Nickel-iron sulfide has shown attractive activity in electrocatalytic oxygen evolution reaction (OER). However, the effects of low valence sulfur (S²⁻) and metal species on OER in binary nickel-iron sulfide have rarely been systematically studied. Works based on post-catalysis characterization have led to the assumption that the real active species are nickel-iron oxyhydroxide, and that nickel-iron sulfide acts only as a precatalyst. Therefore, to study the role of S, Ni, and Fe for the development of nickel-iron sulfide catalyst is of self-evident importance. Herein, a facile solvothermal method is used to synthesize acetylene black coated with nickel-iron sulfide nanosheets. Electrochemical tests show that the presence of low valence S species makes the catalyst have faster OER kinetics, larger active area, and intermediate active species adsorption area. Therefore, the present study reveals the enhancing effect of low valence sulfur species (S²⁻) on OER in binary nickel-iron sulfide. In situ Raman spectroscopy shows that the generation of γ-NiOOH intermediate is essential and Fe does not directly participate in the oxygen production. Density functional theory (DFT) calculation shows that Ni-OH deprotonation is a rate-determining step for both binary nickel-iron sulfide and nickel sulfide. The addition of Fe into NiS_x lightly increases the charge transfer of Ni atom to O atom, which makes deprotonation easier and thereby improves the OER performance.

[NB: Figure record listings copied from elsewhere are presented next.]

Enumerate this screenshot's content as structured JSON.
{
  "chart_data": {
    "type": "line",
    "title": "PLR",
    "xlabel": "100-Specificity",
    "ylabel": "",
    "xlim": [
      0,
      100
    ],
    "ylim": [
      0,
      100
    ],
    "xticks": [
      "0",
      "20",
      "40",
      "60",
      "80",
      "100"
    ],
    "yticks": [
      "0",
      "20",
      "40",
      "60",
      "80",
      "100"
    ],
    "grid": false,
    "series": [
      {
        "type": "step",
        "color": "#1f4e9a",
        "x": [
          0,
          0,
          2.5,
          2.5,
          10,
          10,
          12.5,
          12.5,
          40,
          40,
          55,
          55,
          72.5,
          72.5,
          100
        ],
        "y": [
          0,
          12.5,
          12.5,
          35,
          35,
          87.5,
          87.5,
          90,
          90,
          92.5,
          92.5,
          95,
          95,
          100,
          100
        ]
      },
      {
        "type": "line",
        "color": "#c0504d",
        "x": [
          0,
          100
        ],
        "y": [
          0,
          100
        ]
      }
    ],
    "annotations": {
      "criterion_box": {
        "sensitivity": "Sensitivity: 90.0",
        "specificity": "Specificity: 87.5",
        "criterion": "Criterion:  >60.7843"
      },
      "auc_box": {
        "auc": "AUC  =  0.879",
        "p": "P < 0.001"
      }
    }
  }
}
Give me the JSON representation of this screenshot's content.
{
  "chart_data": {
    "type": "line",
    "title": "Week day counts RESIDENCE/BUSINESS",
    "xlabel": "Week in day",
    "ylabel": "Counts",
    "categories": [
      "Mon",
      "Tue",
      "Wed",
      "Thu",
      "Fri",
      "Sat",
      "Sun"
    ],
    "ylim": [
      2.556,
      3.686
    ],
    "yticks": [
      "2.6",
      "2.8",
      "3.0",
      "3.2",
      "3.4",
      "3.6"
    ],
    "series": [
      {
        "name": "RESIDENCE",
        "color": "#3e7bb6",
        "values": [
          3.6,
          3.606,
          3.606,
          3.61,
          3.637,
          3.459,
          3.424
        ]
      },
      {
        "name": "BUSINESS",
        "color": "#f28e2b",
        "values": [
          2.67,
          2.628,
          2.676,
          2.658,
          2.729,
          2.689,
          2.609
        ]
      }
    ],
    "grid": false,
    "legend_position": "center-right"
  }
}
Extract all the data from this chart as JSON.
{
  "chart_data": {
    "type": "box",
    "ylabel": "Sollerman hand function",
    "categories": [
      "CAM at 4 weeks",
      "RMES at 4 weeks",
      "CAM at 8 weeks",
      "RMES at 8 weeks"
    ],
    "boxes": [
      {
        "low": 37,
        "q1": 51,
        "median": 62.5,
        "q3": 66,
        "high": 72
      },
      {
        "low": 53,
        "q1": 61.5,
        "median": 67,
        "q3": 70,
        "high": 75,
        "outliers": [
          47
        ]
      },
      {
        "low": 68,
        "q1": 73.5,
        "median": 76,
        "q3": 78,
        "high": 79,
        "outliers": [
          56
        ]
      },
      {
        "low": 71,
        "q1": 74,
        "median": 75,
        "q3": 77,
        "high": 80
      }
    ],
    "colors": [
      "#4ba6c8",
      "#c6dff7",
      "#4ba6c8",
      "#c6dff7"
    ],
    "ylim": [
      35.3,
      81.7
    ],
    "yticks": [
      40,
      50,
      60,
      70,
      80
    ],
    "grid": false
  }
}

镍-铁硫化物在电催化析氧反应 (OER) 中显示出有吸引力的活性。然而，低价硫（S ²⁻) 和二元硫化镍铁中 OER 上的金属物种很少被系统地研究。基于后催化表征的工作导致假设真正的活性物质是镍铁羟基氧化物，并且镍铁硫化物仅作为预催化剂起作用。因此，研究S、Ni、Fe对硫化镍铁催化剂的作用，其重要性不言而喻。在此，采用简便的溶剂热法合成了包覆有镍铁硫化物纳米片的乙炔黑。电化学测试表明，低价S物种的存在使催化剂具有更快的OER动力学、更大的活性面积和中等活性物种吸附面积。因此，本研究揭示了低价硫物质 (S ²⁻) 在二元镍铁硫化物中的 OER。原位拉曼光谱表明，γ-NiOOH 中间体的产生是必不可少的，而 Fe 不直接参与氧气的产生。密度泛函理论 (DFT) 计算表明，Ni-OH 去质子化是二元镍铁硫化物和硫化镍的速率决定步骤。在 NiS _{x 中}加入 Fe略微增加了 Ni 原子向 O 原子的电荷转移，这使得去质子化更容易，从而提高了 OER 性能。